The signposting in the game is similarly poor – sometimes Randall will automatically pull a barricade down over a door – sometimes the player has to manually do it (failure to realize the difference will result in death). The trouble is – sometimes the game intends for Randy to continuously run to the right away from the hordes – on those few occasions when these sprints lead to a puzzle room, it would be nice if the gamer had time to double back from the dead-end to lock down the room. The checkpoints are placed at sensible locations, but the reload process takes a good 15 seconds each time.
By the time the game reaches its final act, it seems that the only game systems in place are the ones that frustrate. There are chase sequences with infinite numbers of projectile-enemies that need to be dispatched, and a woefully unforgiving combat system coupled with sluggish animations that will have you hating the designers for moving so far away from what was a mesmerizing, horrifying experience mere hours ago.

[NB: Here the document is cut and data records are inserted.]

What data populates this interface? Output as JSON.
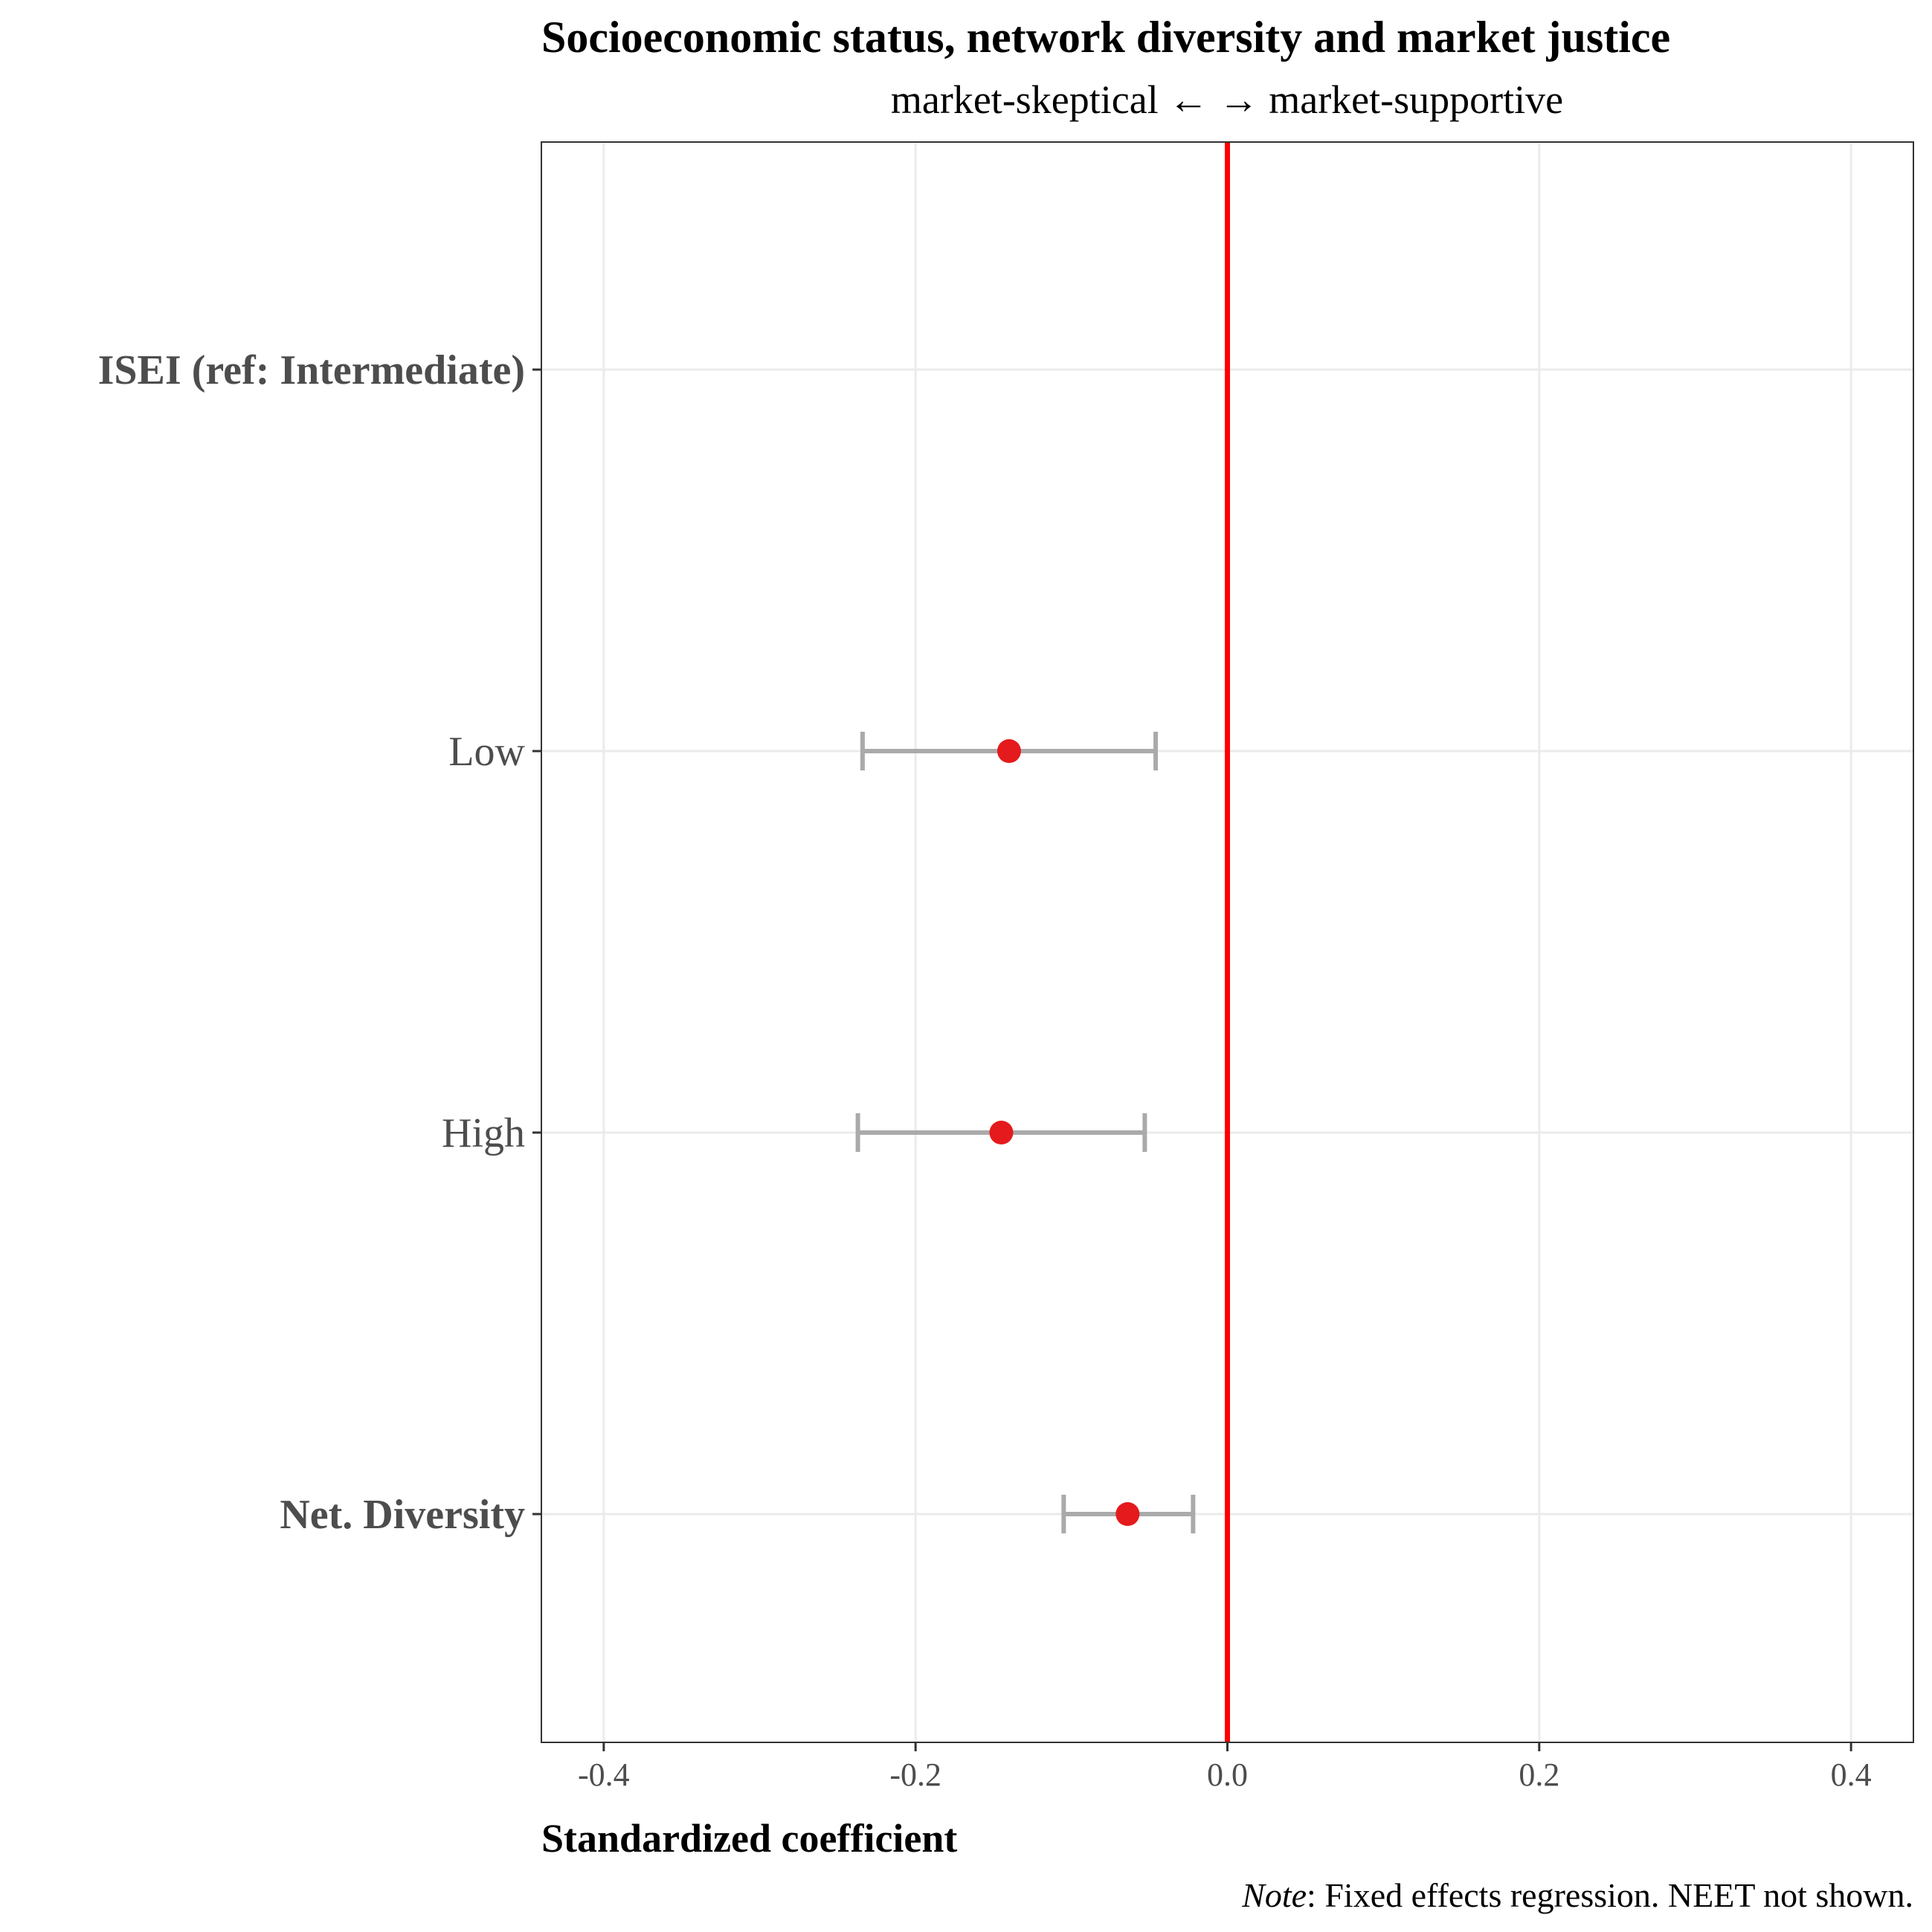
{
  "chart_data": {
    "type": "scatter",
    "title": "Socioeconomic status, network diversity and market justice",
    "subtitle": "market-skeptical ← → market-supportive",
    "xlabel": "Standardized coefficient",
    "ylabel": "",
    "caption_italic": "Note",
    "caption_rest": ": Fixed effects regression. NEET not shown.",
    "xlim": [
      -0.44,
      0.44
    ],
    "x_ticks": [
      -0.4,
      -0.2,
      0.0,
      0.2,
      0.4
    ],
    "x_tick_labels": [
      "-0.4",
      "-0.2",
      "0.0",
      "0.2",
      "0.4"
    ],
    "reference_line": 0.0,
    "categories": [
      "ISEI (ref: Intermediate)",
      "Low",
      "High",
      "Net. Diversity"
    ],
    "category_bold": [
      true,
      false,
      false,
      true
    ],
    "series": [
      {
        "points": [
          {
            "category": "Low",
            "estimate": -0.14,
            "ci_low": -0.234,
            "ci_high": -0.046
          },
          {
            "category": "High",
            "estimate": -0.145,
            "ci_low": -0.237,
            "ci_high": -0.053
          },
          {
            "category": "Net. Diversity",
            "estimate": -0.064,
            "ci_low": -0.105,
            "ci_high": -0.022
          }
        ]
      }
    ],
    "grid": true,
    "colors": {
      "point": "#e41a1c",
      "errorbar": "#aaaaaa",
      "reference_line": "#ff0000",
      "grid": "#ebebeb",
      "panel_border": "#333333"
    }
  }
}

All that said, the story, while entirely predictable, is told with some panache through the use of a moving-comic style, which ought to be enough to drag users through the tedium. There are plenty of collectibles along the way that provide context for those that crave such things, and playable Tiger-Handheld style gadgets that are hilariously authentic in their mediocrity. Also, it’s a fascinating lesson in world-design to see Randall cross Seattle while never breaking from a perfectly straight-line (there’s a bit where a vending machine is pulled aside to reveal a vent that can be used to crawl into a room – a more tenable option for Randy than stepping through the door 3 feet away in the background, seemingly).
There hasn’t been a game quite like Deadlight in some time. This is a game that immediately gets into a strong stride in its opening act, stumbles and falls in its second, and barely crawls over the finish line. Whether you’ll see it through depends on how fondly you remember those first impressions as the tedium builds.